Ademais, da análise dos autos tem-se que não há prova de que a instituição financeira tenha creditado o valor dos empréstimos na conta corrente da parte requerente.
Desta forma, restando afastada a perfectibilidade da relação contratual, impõe-se a declaração de sua inexistência, com a condenação do banco apelante à repetição do indébito (art. 42, parágrafo único, do CDC) e à indenização por danos morais, nos termos da Súmula 18, deste eg. Tribunal de Justiça do Estado do Piauí.
Com efeito, não há falar, in casu, em necessária prova da má-fé, vez que o instituto da repetição de indébito é aplicável tanto no caso de má-fé (dolo) como no caso de culpa, sendo suficiente a demonstração de a negligência da instituição financeira bancária na efetuação dos descontos indevidos.

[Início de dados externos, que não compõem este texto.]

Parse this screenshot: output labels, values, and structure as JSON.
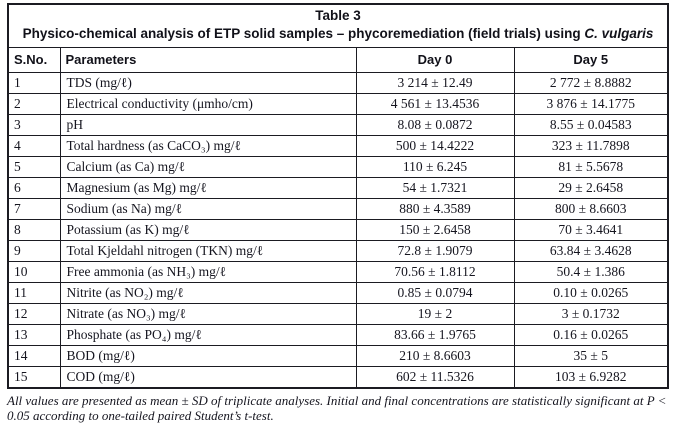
{
  "table": {
    "title": "Table 3",
    "caption_main": "Physico-chemical analysis of ETP solid samples – phycoremediation (field trials) using ",
    "caption_species": "C. vulgaris",
    "columns": [
      "S.No.",
      "Parameters",
      "Day 0",
      "Day 5"
    ],
    "rows": [
      {
        "sno": "1",
        "parameter": "TDS (mg/ℓ)",
        "day0": "3 214 ± 12.49",
        "day5": "2 772 ± 8.8882"
      },
      {
        "sno": "2",
        "parameter": "Electrical conductivity (μmho/cm)",
        "day0": "4 561 ± 13.4536",
        "day5": "3 876 ± 14.1775"
      },
      {
        "sno": "3",
        "parameter": "pH",
        "day0": "8.08 ± 0.0872",
        "day5": "8.55 ± 0.04583"
      },
      {
        "sno": "4",
        "parameter": "Total hardness (as CaCO₃) mg/ℓ",
        "day0": "500 ± 14.4222",
        "day5": "323 ± 11.7898"
      },
      {
        "sno": "5",
        "parameter": "Calcium (as Ca) mg/ℓ",
        "day0": "110 ± 6.245",
        "day5": "81 ± 5.5678"
      },
      {
        "sno": "6",
        "parameter": "Magnesium (as Mg) mg/ℓ",
        "day0": "54 ± 1.7321",
        "day5": "29 ± 2.6458"
      },
      {
        "sno": "7",
        "parameter": "Sodium (as Na) mg/ℓ",
        "day0": "880 ± 4.3589",
        "day5": "800 ± 8.6603"
      },
      {
        "sno": "8",
        "parameter": "Potassium (as K) mg/ℓ",
        "day0": "150 ± 2.6458",
        "day5": "70 ± 3.4641"
      },
      {
        "sno": "9",
        "parameter": "Total Kjeldahl nitrogen (TKN) mg/ℓ",
        "day0": "72.8 ± 1.9079",
        "day5": "63.84 ± 3.4628"
      },
      {
        "sno": "10",
        "parameter": "Free ammonia (as NH₃) mg/ℓ",
        "day0": "70.56 ± 1.8112",
        "day5": "50.4 ± 1.386"
      },
      {
        "sno": "11",
        "parameter": "Nitrite (as NO₂) mg/ℓ",
        "day0": "0.85 ± 0.0794",
        "day5": "0.10 ± 0.0265"
      },
      {
        "sno": "12",
        "parameter": "Nitrate (as NO₃) mg/ℓ",
        "day0": "19 ± 2",
        "day5": "3 ± 0.1732"
      },
      {
        "sno": "13",
        "parameter": "Phosphate (as PO₄) mg/ℓ",
        "day0": "83.66 ± 1.9765",
        "day5": "0.16 ± 0.0265"
      },
      {
        "sno": "14",
        "parameter": "BOD (mg/ℓ)",
        "day0": "210 ± 8.6603",
        "day5": "35 ± 5"
      },
      {
        "sno": "15",
        "parameter": "COD (mg/ℓ)",
        "day0": "602 ± 11.5326",
        "day5": "103 ± 6.9282"
      }
    ]
  },
  "footnote": {
    "text": "All values are presented as mean ± SD of triplicate analyses. Initial and final concentrations are statistically significant at P < 0.05 according to one-tailed paired Student’s t-test."
  },
  "colors": {
    "text": "#15151f",
    "border": "#1b1b22",
    "background": "#ffffff"
  }
}
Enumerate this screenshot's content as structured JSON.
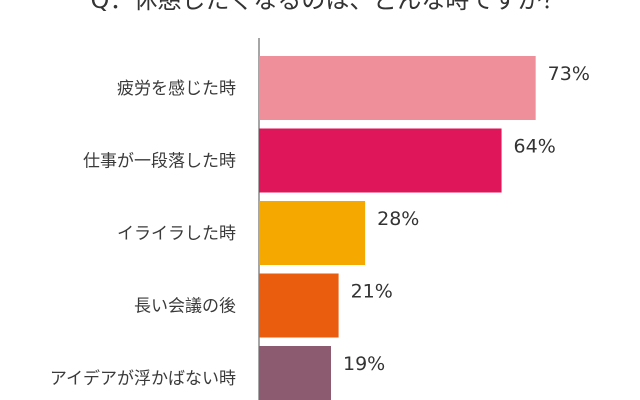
{
  "chart_data": {
    "type": "bar",
    "orientation": "horizontal",
    "title": "Q：休憩したくなるのは、どんな時ですか？",
    "categories": [
      "疲労を感じた時",
      "仕事が一段落した時",
      "イライラした時",
      "長い会議の後",
      "アイデアが浮かばない時"
    ],
    "values": [
      73,
      64,
      28,
      21,
      19
    ],
    "value_labels": [
      "73%",
      "64%",
      "28%",
      "21%",
      "19%"
    ],
    "unit": "%",
    "xlim": [
      0,
      100
    ],
    "bar_colors": [
      "#ef8f99",
      "#e0165a",
      "#f5a900",
      "#ea5d0e",
      "#8d5b70"
    ],
    "axis_color": "#888888",
    "gridlines": false,
    "legend": "none"
  }
}
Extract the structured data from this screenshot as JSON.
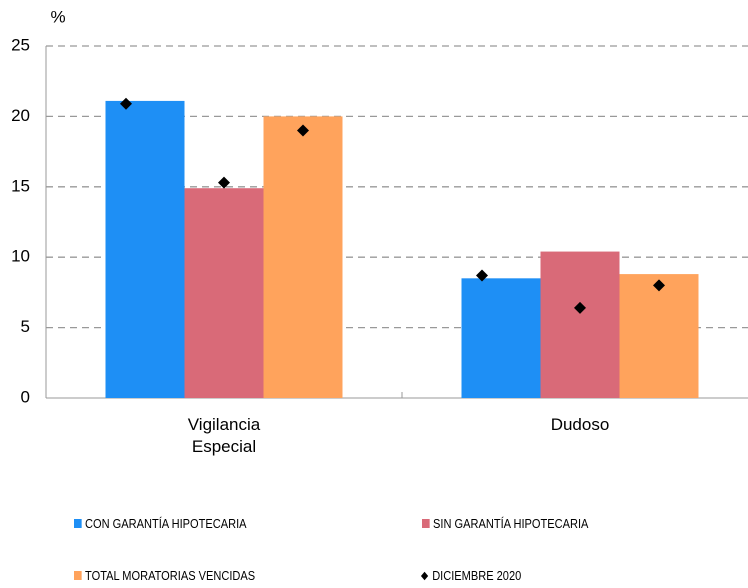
{
  "chart_data": {
    "type": "bar",
    "y_label": "%",
    "categories": [
      "Vigilancia Especial",
      "Dudoso"
    ],
    "series": [
      {
        "name": "CON GARANTÍA HIPOTECARIA",
        "color": "#1e8ff5",
        "values": [
          21.1,
          8.5
        ]
      },
      {
        "name": "SIN GARANTÍA HIPOTECARIA",
        "color": "#d96a78",
        "values": [
          14.9,
          10.4
        ]
      },
      {
        "name": "TOTAL MORATORIAS VENCIDAS",
        "color": "#ffa35c",
        "values": [
          20.0,
          8.8
        ]
      }
    ],
    "markers": {
      "name": "DICIEMBRE 2020",
      "color": "#000000",
      "values": [
        [
          20.9,
          15.3,
          19.0
        ],
        [
          8.7,
          6.4,
          8.0
        ]
      ]
    },
    "ylim": [
      0,
      25
    ],
    "yticks": [
      0,
      5,
      10,
      15,
      20,
      25
    ],
    "grid": true
  }
}
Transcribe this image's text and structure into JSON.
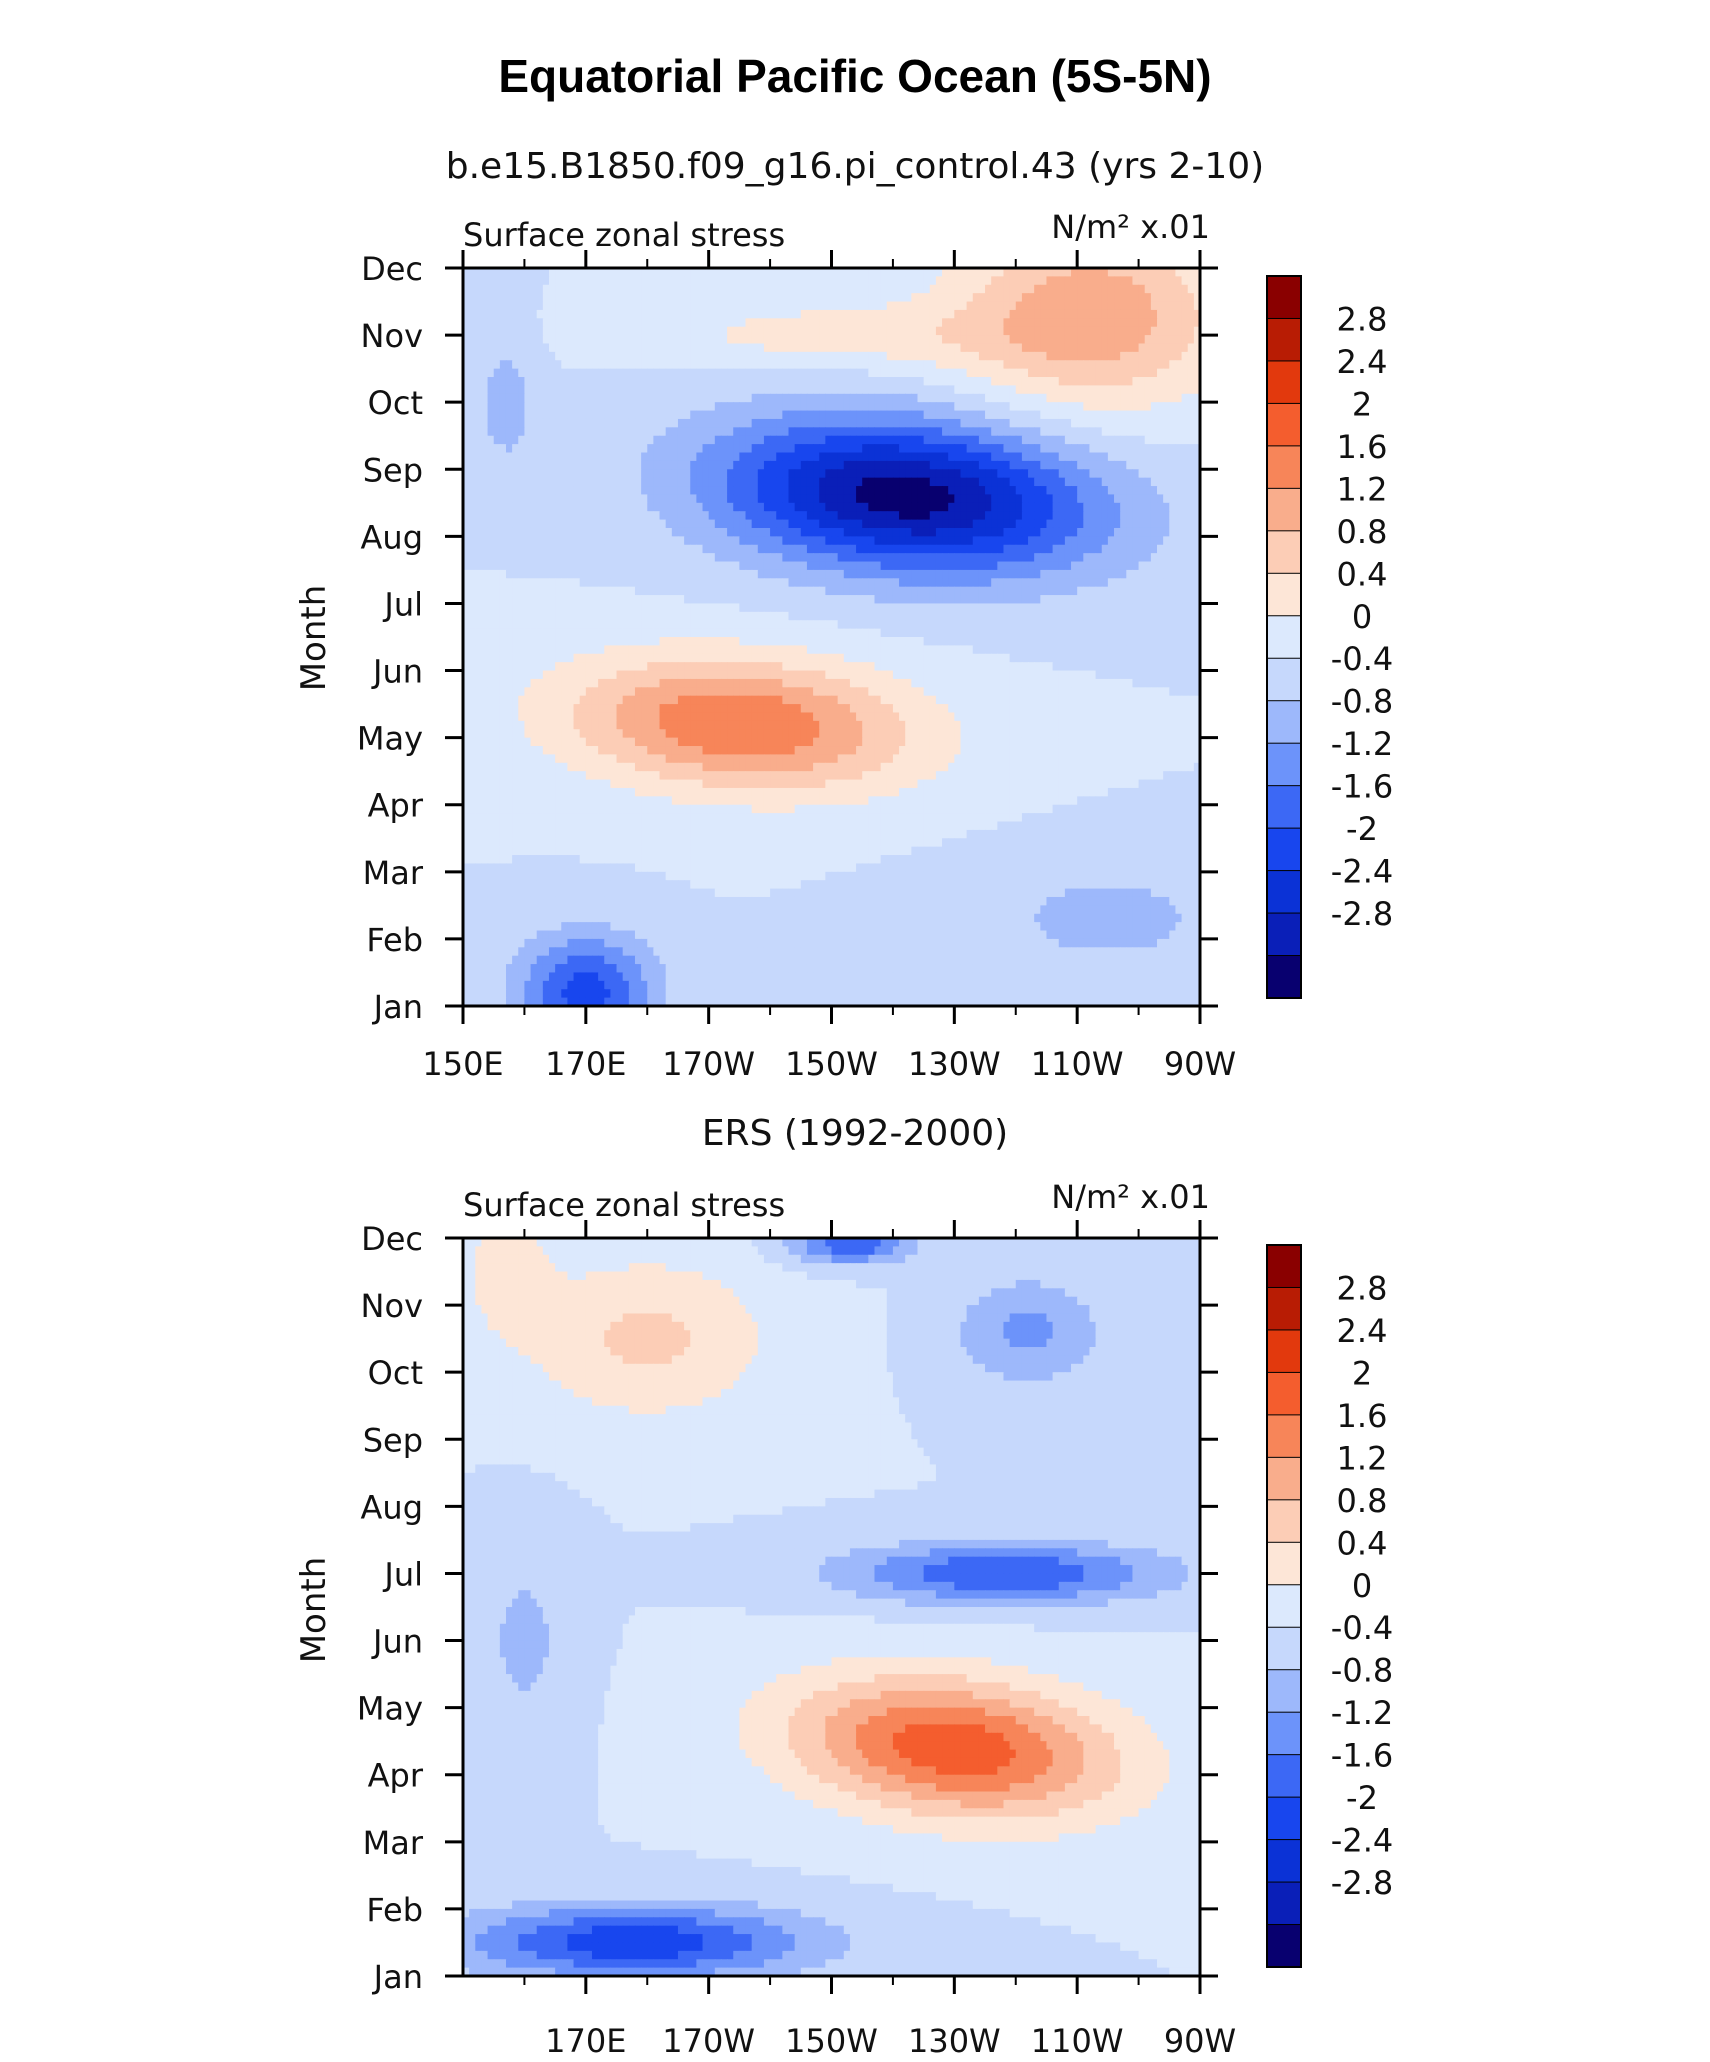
{
  "figure": {
    "title": "Equatorial Pacific Ocean (5S-5N)"
  },
  "colors": {
    "levels_fill": [
      "#08006f",
      "#0a1fb8",
      "#0b32d6",
      "#1846ee",
      "#3c68f5",
      "#6c93fa",
      "#9db8fb",
      "#c6d8fc",
      "#dce9fd",
      "#fde6d7",
      "#fccdb6",
      "#f9ad8c",
      "#f78559",
      "#f45d2e",
      "#e2390d",
      "#b81c04",
      "#8a0000"
    ],
    "axis": "#000000",
    "background": "#ffffff"
  },
  "chart_data": [
    {
      "type": "heatmap",
      "title": "b.e15.B1850.f09_g16.pi_control.43 (yrs 2-10)",
      "left_label": "Surface zonal stress",
      "right_label": "N/m² x.01",
      "ylabel": "Month",
      "xlabel": "",
      "x_range": [
        150,
        270
      ],
      "x_ticks": [
        150,
        170,
        190,
        210,
        230,
        250,
        270
      ],
      "x_tick_labels": [
        "150E",
        "170E",
        "170W",
        "150W",
        "130W",
        "110W",
        "90W"
      ],
      "y_tick_labels": [
        "Jan",
        "Feb",
        "Mar",
        "Apr",
        "May",
        "Jun",
        "Jul",
        "Aug",
        "Sep",
        "Oct",
        "Nov",
        "Dec"
      ],
      "colorbar_labels": [
        "2.8",
        "2.4",
        "2",
        "1.6",
        "1.2",
        "0.8",
        "0.4",
        "0",
        "-0.4",
        "-0.8",
        "-1.2",
        "-1.6",
        "-2",
        "-2.4",
        "-2.8"
      ],
      "contour_levels": [
        -2.8,
        -2.4,
        -2,
        -1.6,
        -1.2,
        -0.8,
        -0.4,
        0,
        0.4,
        0.8,
        1.2,
        1.6,
        2,
        2.4,
        2.8
      ],
      "features": [
        {
          "lon": 222,
          "month": 7.6,
          "value": -3.0,
          "sx": 30,
          "sy": 1.15,
          "tilt": -0.5
        },
        {
          "lon": 170,
          "month": 0.2,
          "value": -1.8,
          "sx": 11,
          "sy": 0.85,
          "tilt": 0
        },
        {
          "lon": 195,
          "month": 4.2,
          "value": 2.0,
          "sx": 28,
          "sy": 1.0,
          "tilt": -0.45
        },
        {
          "lon": 252,
          "month": 10.3,
          "value": 1.5,
          "sx": 22,
          "sy": 1.4,
          "tilt": 0
        },
        {
          "lon": 210,
          "month": 10.0,
          "value": 0.6,
          "sx": 30,
          "sy": 0.5,
          "tilt": 0
        },
        {
          "lon": 157,
          "month": 9.0,
          "value": -0.6,
          "sx": 5,
          "sy": 1.0,
          "tilt": 0
        },
        {
          "lon": 255,
          "month": 1.3,
          "value": -0.5,
          "sx": 25,
          "sy": 1.0,
          "tilt": 0
        }
      ]
    },
    {
      "type": "heatmap",
      "title": "ERS (1992-2000)",
      "left_label": "Surface zonal stress",
      "right_label": "N/m² x.01",
      "ylabel": "Month",
      "xlabel": "",
      "x_range": [
        150,
        270
      ],
      "x_ticks": [
        170,
        190,
        210,
        230,
        250,
        270
      ],
      "x_tick_labels": [
        "170E",
        "170W",
        "150W",
        "130W",
        "110W",
        "90W"
      ],
      "y_tick_labels": [
        "Jan",
        "Feb",
        "Mar",
        "Apr",
        "May",
        "Jun",
        "Jul",
        "Aug",
        "Sep",
        "Oct",
        "Nov",
        "Dec"
      ],
      "colorbar_labels": [
        "2.8",
        "2.4",
        "2",
        "1.6",
        "1.2",
        "0.8",
        "0.4",
        "0",
        "-0.4",
        "-0.8",
        "-1.2",
        "-1.6",
        "-2",
        "-2.4",
        "-2.8"
      ],
      "contour_levels": [
        -2.8,
        -2.4,
        -2,
        -1.6,
        -1.2,
        -0.8,
        -0.4,
        0,
        0.4,
        0.8,
        1.2,
        1.6,
        2,
        2.4,
        2.8
      ],
      "features": [
        {
          "lon": 230,
          "month": 3.4,
          "value": 2.3,
          "sx": 26,
          "sy": 1.05,
          "tilt": -0.55
        },
        {
          "lon": 178,
          "month": 0.5,
          "value": -1.9,
          "sx": 28,
          "sy": 0.55,
          "tilt": 0
        },
        {
          "lon": 238,
          "month": 6.0,
          "value": -1.6,
          "sx": 26,
          "sy": 0.45,
          "tilt": 0
        },
        {
          "lon": 213,
          "month": 10.9,
          "value": -1.5,
          "sx": 10,
          "sy": 0.3,
          "tilt": 0
        },
        {
          "lon": 242,
          "month": 9.6,
          "value": -0.9,
          "sx": 12,
          "sy": 0.8,
          "tilt": 0
        },
        {
          "lon": 180,
          "month": 9.5,
          "value": 0.9,
          "sx": 20,
          "sy": 1.2,
          "tilt": 0
        },
        {
          "lon": 157,
          "month": 10.6,
          "value": 0.6,
          "sx": 7,
          "sy": 1.0,
          "tilt": 0
        },
        {
          "lon": 160,
          "month": 5.0,
          "value": -0.5,
          "sx": 8,
          "sy": 1.5,
          "tilt": 0
        }
      ]
    }
  ]
}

Nesse sentido:
EMENTA APELAÇÃO CÍVEL. DIREITO DO CONSUMIDOR. EMPRÉSTIMO CONSIGNADO. INEXISTÊNCIA DA CONTRATAÇÃO. SENTENÇA REFORMADA. RECURSO CONHECIDO E PROVIDO EM PARTE. 1 – Apesar de apresentado o contrato entabulado entre as partes, a instituição financeira não se desincumbiu do ônus de comprovar que a suposta quantia tomada de empréstimo fora depositada em favor do consumidor, o que afasta a perfectibilidade da relação contratual, ensejando a declaração de sua inexistência. 2 – Assim, impõe-se a condenação do banco fornecedor do serviço ao pagamento de indenização por danos morais, que se constituem in re ipsa, e a devolução em dobro da quantia que fora indevidamente descontada (repetição do indébito – art. 42, parágrafo único, do CDC). 3 – No que se refere ao quatum indenizatório relativo aos danos morais, entendo que o valor arbitrado na origem, a saber, R$ 5.000,00 (cinco mil reais), é desproporcional, e deve ser reduzido para R$ 3.000,00 (três mil reais), quantum esse compatível com o caso em exame e que vem sendo adotado pelos integrantes desta 4ª Câmara Especializada Cível em casos semelhantes 4 – Recurso conhecido e provido parcialmente.
(TJPI | Apelação Cível Nº 0800655-33.2018.8.18.0065 | Relator: Oton Mário José Lustosa Torres | 4ª CÂMARA ESPECIALIZADA CÍVEL | Data de Julgamento: 28/05/2021 )
No tocante à fixação do montante indenizatório, entendo que afigura-se necessária a sua redução ao patamar de R$ 2.000,00 (dois mil reais). Tal valor atende aos princípios da proporcionalidade e da razoabilidade, conforme jurisprudência desta colenda 4ª Câmara Especializada Cível, segundo a qual “os membros desta Colenda Câmara Especializada Cível, recentemente firmaram o entendimento de que deve ser adotado o patamar de R$ 2.000,00 (dois mil reais) a ser fixado a título de dano moral, porquanto coaduna-se com os princípios da proporcionalidade e da razoabilidade, não ocasionando enriquecimento ilícito do (a) autor (a), tampouco empobrecimento da instituição requerida” (TJPI. AC nº 0000144-55.2015.8.18.0071.3ª Câmara Especializada Cível. Rel: Des. José Ribamar Oliveira. Julgado em 29.09.2023) (grifou-se).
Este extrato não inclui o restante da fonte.